Read This: Somewhere in Between by Katie Li

Somewhere In BetweenSomewhere In Between by Katie Li
My rating: 5 of 5 stars

Katie Li’s Somewhere in Between is a Murakamiesque roller coaster ride through love, friendship, and time itself. (Not sure this “roller coaster” metaphor is working, but stick with me.) Magnolia, collector of lost things, and Rom, a shy gamer guy, form an unlikely connection as teens. Their friendship deepens when they discover a portal to another realm—the in-between place. Every time they visit, it’s different. When they go back to reality in their lovably ramshackle Boston neighborhood, the real world has shifted—sometimes in subtle ways, other times in major ways—as well.

Somewhere in between

This is no ordinary reading experience. It’s not the kind of book you can sit back and lose yourself in—but that’s a good thing. It requires the reader’s careful attention. In the Wizard of Oz movie, Dorothy leaves black-and-white Kansas and steps into the technicolor wonderland of Oz, giving viewers a huge visual clue, in case we didn’t quite get it: You’re not in Kansas anymore, Dorothy! In Somewhere in Between, the font switches from boldface to roman, helping the reader track the shifts from one realm to the other. At chapter breaks, the book’s pages are intricately designed, festooned in flowers and vines.

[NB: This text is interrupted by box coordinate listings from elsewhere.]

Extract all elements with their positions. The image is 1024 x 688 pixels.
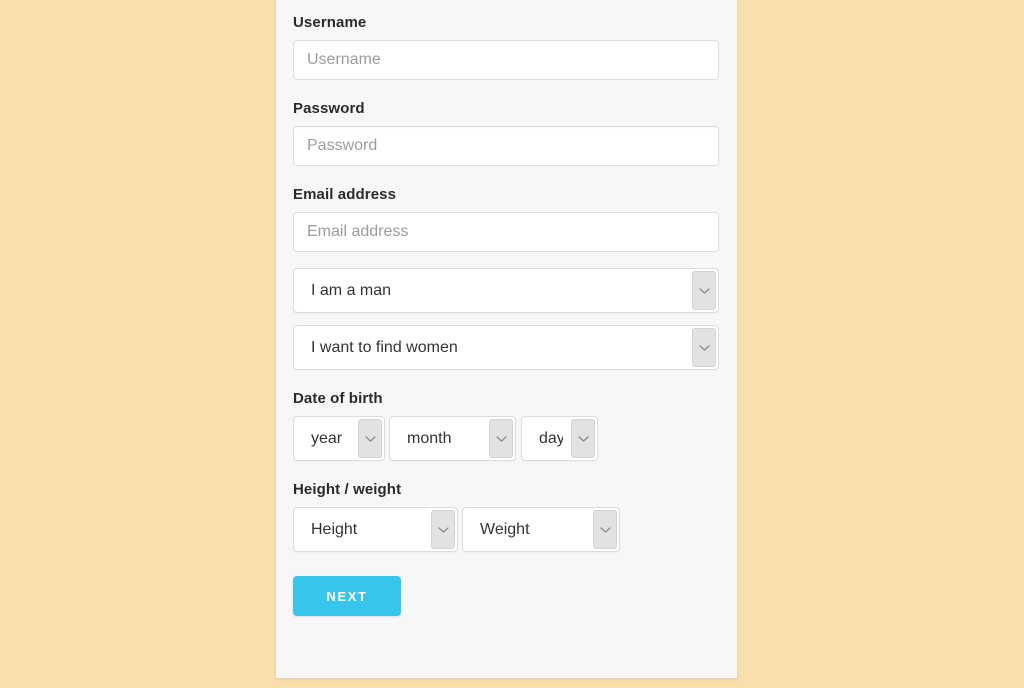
next-button[interactable]: Next — [293, 576, 401, 616]
password-input[interactable] — [293, 126, 719, 166]
height-weight-label: Height / weight — [293, 481, 402, 498]
password-label: Password — [293, 100, 365, 117]
birth-year-value: year — [311, 430, 343, 447]
gender-row: I am a man — [293, 268, 720, 313]
birth-year-select[interactable]: year — [293, 416, 385, 461]
chevron-down-icon[interactable] — [489, 419, 513, 458]
looking-for-row: I want to find women — [293, 325, 720, 370]
signup-form: Username Password Email address I am a m… — [293, 0, 720, 616]
signup-page: Username Password Email address I am a m… — [0, 0, 1024, 688]
chevron-down-icon[interactable] — [593, 510, 617, 549]
date-of-birth-label: Date of birth — [293, 390, 383, 407]
looking-for-select-value: I want to find women — [311, 339, 458, 356]
username-label: Username — [293, 14, 367, 31]
height-weight-row: Height Weight — [293, 507, 720, 552]
birth-month-value: month — [407, 430, 452, 447]
chevron-down-icon[interactable] — [358, 419, 382, 458]
weight-select[interactable]: Weight — [462, 507, 620, 552]
looking-for-select[interactable]: I want to find women — [293, 325, 719, 370]
chevron-down-icon[interactable] — [431, 510, 455, 549]
chevron-down-icon[interactable] — [692, 328, 716, 367]
birth-month-select[interactable]: month — [389, 416, 516, 461]
height-select[interactable]: Height — [293, 507, 458, 552]
email-label: Email address — [293, 186, 397, 203]
username-input[interactable] — [293, 40, 719, 80]
gender-select[interactable]: I am a man — [293, 268, 719, 313]
height-value: Height — [311, 521, 358, 538]
gender-select-value: I am a man — [311, 282, 392, 299]
signup-card: Username Password Email address I am a m… — [276, 0, 737, 678]
weight-value: Weight — [480, 521, 530, 538]
birth-day-select[interactable]: day — [521, 416, 598, 461]
date-of-birth-row: year month day — [293, 416, 720, 461]
chevron-down-icon[interactable] — [571, 419, 595, 458]
birth-day-value: day — [539, 430, 563, 447]
chevron-down-icon[interactable] — [692, 271, 716, 310]
email-input[interactable] — [293, 212, 719, 252]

One of my favorite passages is a discussion between Magnolia and Rom in the In-between Place. “Do you ever imagine what time looks like,” asks Magnolia. Rom doesn’t exactly understand why she’s asking, but she tries to explain it to him: “I don’t know—it just dawned on me the other day that when I think of time, it has a shape.” She asks Rom to close his eyes and describe how he thinks of time. He thinks of a calendar, of pages tearing off one by one. She says she sees time differently—like a roller coaster:

It’s a roller coaster, but it’s not fast. And you’re not sitting down. You don’t even really have a body. It’s just the feeling of moving in a roller coaster, January starts, and then it moves forward, sort of—I guess toward you? If you were looking at it. And then February goes, like, upward. And March gets higher, but then sort of plateaus.

somewhere in between2

I love this conversation because it’s exactly the way people get to know each other—really know each other. It’s how young people’s friendships deepen. They sit around and talk—not just about life and school and books and movies, but about how they think, how they view the world. You can’t have these conversations with just anybody—you wouldn’t want to! You reserve them for the people you trust. You feel like, if you just had enough of these kinds of conversations, you’d achieve some sort of perfect communion. They would get you, and you would get them, too.